DIE GEFÄLSCHTEN WAHLEN IN DER DR KONGO. Erst immer wieder verschoben, dann auf den falschen Kandidaten gesetzt, die Wahlen manipuliert und am Ende doch wahrscheinlich erfolgreich getrickst. Die scheinbar unendliche Geschichte der Wahlen in der DR Kongo und warum sich nichts verbessert hat.
Ohne Frage hat die Demokratische Republik Kongo nichts mit Ihrem Namen gemein. Sie ist nicht demokratisch und auch nicht wirklich eine Republik. Vielmehr ist das Land eines der instabilsten und korruptesten Länder auf dem afrikanischen Kontinent. Länder wie Simbabwe und Südafrika verfolgen dort ihre eigenen wirtschaftlichen Interessen – auch mit eigenen Truppen.
Die DR Kongo ist jedoch für die Weltwirtschaft von vitalem Interesse, da hier die Rohstoffe für alle technischen Gadgets und die sogenannten Zukunftstechnologien zu finden sind: Kobalt, Coltan, Kupfer und seltene Erden. Gerade dieser Reichtum verhinderte eine demokratische Entwicklung des unabhängigen Kongo, des früheren Zaire.

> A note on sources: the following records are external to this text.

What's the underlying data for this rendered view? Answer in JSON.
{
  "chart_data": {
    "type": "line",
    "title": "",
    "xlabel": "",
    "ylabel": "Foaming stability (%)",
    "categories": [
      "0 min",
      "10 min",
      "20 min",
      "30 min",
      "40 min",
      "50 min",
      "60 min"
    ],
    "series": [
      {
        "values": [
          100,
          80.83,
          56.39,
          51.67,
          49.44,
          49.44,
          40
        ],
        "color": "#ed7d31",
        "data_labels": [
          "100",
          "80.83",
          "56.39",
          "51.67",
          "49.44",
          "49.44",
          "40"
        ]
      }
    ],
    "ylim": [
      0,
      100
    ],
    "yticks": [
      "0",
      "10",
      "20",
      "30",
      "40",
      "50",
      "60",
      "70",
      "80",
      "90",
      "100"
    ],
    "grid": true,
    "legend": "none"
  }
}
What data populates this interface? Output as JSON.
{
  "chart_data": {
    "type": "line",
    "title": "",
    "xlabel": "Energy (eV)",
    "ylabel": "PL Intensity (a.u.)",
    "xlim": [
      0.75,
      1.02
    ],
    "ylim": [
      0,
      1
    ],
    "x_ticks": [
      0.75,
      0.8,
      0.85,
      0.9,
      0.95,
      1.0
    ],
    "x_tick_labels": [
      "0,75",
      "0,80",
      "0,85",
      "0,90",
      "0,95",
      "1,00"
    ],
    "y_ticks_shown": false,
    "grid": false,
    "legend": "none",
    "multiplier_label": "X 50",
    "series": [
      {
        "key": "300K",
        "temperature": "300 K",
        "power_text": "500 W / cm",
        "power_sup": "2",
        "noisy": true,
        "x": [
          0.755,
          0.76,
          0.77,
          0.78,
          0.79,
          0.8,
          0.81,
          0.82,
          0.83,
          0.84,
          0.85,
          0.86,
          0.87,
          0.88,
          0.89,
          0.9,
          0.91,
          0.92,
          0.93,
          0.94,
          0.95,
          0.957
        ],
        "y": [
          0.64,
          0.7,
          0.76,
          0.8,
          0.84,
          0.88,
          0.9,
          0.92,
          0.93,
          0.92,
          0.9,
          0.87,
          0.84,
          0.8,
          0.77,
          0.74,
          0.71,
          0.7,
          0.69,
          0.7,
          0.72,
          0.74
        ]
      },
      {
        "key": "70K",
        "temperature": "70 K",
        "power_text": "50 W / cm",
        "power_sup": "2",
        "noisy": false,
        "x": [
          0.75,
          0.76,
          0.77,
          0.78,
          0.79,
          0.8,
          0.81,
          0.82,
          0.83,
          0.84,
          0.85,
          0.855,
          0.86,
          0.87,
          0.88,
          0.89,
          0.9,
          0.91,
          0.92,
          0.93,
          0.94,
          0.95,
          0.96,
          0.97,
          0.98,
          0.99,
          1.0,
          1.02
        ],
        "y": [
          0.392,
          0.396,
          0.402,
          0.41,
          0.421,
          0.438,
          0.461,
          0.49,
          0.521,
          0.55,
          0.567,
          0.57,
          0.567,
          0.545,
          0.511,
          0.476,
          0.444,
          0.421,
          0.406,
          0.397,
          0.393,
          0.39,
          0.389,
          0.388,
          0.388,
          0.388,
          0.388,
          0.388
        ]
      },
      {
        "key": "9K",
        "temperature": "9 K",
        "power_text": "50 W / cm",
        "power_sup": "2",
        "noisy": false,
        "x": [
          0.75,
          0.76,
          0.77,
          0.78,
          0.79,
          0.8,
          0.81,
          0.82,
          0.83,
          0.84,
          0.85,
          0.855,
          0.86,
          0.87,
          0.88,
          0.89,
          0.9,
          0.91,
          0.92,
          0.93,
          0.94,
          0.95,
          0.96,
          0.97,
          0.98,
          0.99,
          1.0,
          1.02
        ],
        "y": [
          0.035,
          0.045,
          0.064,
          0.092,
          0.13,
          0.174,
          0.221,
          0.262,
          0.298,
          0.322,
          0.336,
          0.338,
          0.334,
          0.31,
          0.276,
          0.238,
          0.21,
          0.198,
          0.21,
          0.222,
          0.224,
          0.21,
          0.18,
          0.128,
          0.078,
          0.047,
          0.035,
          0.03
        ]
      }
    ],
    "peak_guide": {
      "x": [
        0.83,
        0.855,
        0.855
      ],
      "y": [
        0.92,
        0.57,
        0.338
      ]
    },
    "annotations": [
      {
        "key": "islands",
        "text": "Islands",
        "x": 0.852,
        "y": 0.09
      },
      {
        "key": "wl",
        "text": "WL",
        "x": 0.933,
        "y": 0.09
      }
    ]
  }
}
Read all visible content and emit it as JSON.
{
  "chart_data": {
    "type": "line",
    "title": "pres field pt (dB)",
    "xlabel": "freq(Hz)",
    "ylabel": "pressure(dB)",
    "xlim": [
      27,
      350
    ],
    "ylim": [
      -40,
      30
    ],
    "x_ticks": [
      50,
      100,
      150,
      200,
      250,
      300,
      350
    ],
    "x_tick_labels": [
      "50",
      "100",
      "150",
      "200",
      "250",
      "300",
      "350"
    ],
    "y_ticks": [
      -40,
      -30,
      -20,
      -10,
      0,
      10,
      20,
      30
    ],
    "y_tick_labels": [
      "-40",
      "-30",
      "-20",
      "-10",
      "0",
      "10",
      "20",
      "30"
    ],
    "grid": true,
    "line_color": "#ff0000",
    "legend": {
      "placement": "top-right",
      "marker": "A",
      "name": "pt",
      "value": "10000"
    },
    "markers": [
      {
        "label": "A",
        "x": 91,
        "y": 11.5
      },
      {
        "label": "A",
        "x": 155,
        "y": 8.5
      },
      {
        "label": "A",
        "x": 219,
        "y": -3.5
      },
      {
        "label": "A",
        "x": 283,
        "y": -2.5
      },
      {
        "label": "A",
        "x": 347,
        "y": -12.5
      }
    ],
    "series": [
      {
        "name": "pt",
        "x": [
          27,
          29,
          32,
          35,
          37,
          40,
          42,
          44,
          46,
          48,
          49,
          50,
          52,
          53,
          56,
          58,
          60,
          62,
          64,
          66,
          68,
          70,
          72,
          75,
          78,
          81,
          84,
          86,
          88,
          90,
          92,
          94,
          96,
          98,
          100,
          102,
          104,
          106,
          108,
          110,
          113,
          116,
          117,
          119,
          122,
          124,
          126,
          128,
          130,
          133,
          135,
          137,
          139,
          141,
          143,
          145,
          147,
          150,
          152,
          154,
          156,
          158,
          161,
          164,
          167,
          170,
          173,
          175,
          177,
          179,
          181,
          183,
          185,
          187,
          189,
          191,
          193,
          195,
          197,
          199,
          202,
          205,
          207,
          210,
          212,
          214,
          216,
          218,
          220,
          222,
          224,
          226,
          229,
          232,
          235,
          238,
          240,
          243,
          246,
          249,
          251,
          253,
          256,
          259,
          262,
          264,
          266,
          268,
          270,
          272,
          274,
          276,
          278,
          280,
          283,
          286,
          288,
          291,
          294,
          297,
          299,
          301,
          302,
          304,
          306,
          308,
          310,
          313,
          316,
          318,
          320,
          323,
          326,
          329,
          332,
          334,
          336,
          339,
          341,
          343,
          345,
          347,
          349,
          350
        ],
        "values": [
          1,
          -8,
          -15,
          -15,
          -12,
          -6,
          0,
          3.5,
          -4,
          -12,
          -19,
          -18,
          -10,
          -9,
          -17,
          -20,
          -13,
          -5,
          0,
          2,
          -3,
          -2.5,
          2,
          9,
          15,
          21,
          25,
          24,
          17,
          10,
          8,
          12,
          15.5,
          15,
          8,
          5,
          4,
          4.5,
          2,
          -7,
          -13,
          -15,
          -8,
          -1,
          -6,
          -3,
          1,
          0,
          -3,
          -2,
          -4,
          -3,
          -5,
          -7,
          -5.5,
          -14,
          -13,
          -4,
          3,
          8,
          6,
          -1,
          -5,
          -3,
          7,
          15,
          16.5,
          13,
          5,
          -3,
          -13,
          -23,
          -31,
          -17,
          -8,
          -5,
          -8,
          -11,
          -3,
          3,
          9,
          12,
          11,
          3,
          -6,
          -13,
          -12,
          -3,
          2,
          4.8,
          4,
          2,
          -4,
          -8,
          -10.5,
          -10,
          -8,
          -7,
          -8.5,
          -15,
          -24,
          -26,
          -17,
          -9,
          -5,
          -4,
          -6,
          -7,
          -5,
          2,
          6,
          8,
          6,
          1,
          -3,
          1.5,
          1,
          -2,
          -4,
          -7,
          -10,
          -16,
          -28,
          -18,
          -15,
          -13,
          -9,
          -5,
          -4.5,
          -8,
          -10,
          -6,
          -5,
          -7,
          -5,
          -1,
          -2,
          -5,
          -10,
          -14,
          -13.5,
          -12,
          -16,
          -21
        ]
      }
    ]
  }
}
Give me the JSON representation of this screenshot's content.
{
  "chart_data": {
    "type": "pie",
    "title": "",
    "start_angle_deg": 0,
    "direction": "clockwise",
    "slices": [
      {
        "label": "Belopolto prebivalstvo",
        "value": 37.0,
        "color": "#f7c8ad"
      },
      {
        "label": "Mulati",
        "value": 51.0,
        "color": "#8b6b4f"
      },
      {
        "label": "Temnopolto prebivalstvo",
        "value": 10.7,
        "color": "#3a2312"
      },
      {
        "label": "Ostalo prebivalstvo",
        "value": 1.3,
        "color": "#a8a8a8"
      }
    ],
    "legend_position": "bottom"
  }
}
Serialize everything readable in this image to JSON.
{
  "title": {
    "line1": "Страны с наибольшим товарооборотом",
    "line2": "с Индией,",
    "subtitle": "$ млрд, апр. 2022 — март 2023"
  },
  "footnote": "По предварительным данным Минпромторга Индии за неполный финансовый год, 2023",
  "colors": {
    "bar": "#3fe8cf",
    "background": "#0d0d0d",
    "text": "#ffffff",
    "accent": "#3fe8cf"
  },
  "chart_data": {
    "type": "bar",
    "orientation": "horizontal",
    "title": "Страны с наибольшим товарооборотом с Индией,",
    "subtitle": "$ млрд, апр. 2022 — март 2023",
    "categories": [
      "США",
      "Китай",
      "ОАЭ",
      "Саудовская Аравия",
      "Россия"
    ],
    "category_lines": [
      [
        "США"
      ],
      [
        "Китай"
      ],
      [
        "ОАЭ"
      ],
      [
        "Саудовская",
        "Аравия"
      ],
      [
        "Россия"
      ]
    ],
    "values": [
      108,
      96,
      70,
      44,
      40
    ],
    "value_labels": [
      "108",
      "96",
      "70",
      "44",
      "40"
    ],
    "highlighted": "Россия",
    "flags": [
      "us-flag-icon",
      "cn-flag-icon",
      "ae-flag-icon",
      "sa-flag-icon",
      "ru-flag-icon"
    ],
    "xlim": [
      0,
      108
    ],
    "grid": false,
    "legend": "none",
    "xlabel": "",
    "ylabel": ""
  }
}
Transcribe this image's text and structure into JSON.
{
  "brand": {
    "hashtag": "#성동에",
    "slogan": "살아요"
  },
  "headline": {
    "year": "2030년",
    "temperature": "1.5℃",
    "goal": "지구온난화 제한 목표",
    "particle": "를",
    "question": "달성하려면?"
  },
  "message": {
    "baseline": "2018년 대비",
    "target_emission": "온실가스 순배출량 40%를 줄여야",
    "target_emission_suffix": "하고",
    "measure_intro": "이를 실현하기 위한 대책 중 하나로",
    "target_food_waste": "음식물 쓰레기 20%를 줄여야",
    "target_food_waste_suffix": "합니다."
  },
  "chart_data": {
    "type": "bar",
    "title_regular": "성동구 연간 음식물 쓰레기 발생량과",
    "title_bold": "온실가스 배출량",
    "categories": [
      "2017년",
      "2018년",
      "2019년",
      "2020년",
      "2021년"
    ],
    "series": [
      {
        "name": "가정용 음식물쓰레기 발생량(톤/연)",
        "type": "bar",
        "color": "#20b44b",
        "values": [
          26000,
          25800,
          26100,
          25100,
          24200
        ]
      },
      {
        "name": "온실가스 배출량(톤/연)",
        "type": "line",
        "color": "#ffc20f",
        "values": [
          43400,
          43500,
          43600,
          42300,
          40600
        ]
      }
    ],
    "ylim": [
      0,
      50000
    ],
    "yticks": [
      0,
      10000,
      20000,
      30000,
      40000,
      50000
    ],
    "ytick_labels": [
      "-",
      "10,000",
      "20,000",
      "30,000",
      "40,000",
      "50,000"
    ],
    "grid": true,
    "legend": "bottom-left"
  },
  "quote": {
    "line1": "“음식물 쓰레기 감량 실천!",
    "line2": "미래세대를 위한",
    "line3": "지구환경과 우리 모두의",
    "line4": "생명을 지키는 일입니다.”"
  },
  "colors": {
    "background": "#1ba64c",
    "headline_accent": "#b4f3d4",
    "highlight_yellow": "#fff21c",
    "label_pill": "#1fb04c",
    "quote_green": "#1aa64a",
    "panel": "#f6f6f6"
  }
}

Das Ergebnis der Wahlen am 30. Dezember 2018 wurde von der Mehrheit der unabhängigen Wahlbeobachter offensichtlich nicht als „frei, fair und glaubhaft" eingestuft. Im Gegenteil! Ex-Präsident Kabila hat wohl versucht, alle Register des Wahlbetrugs zu ziehen. Wären da nicht die Kirchen und eine undichte Stelle gewesen.
Alle großen internationalen Publikationen waren und sind sich sicher, dass die Wahl Ende 2018 gefälscht war. Von den westlichen Regierungen gab es jedoch nur spärliche bzw. gar keine Reaktionen darauf. Die Neue Zürcher Zeitung (NZZ) vermutet, dass westliche Staaten „sich entschieden haben, die kurzfristige Stabilität in dem Krisenland höher zu werten als das Einstehen für demokratische Werte".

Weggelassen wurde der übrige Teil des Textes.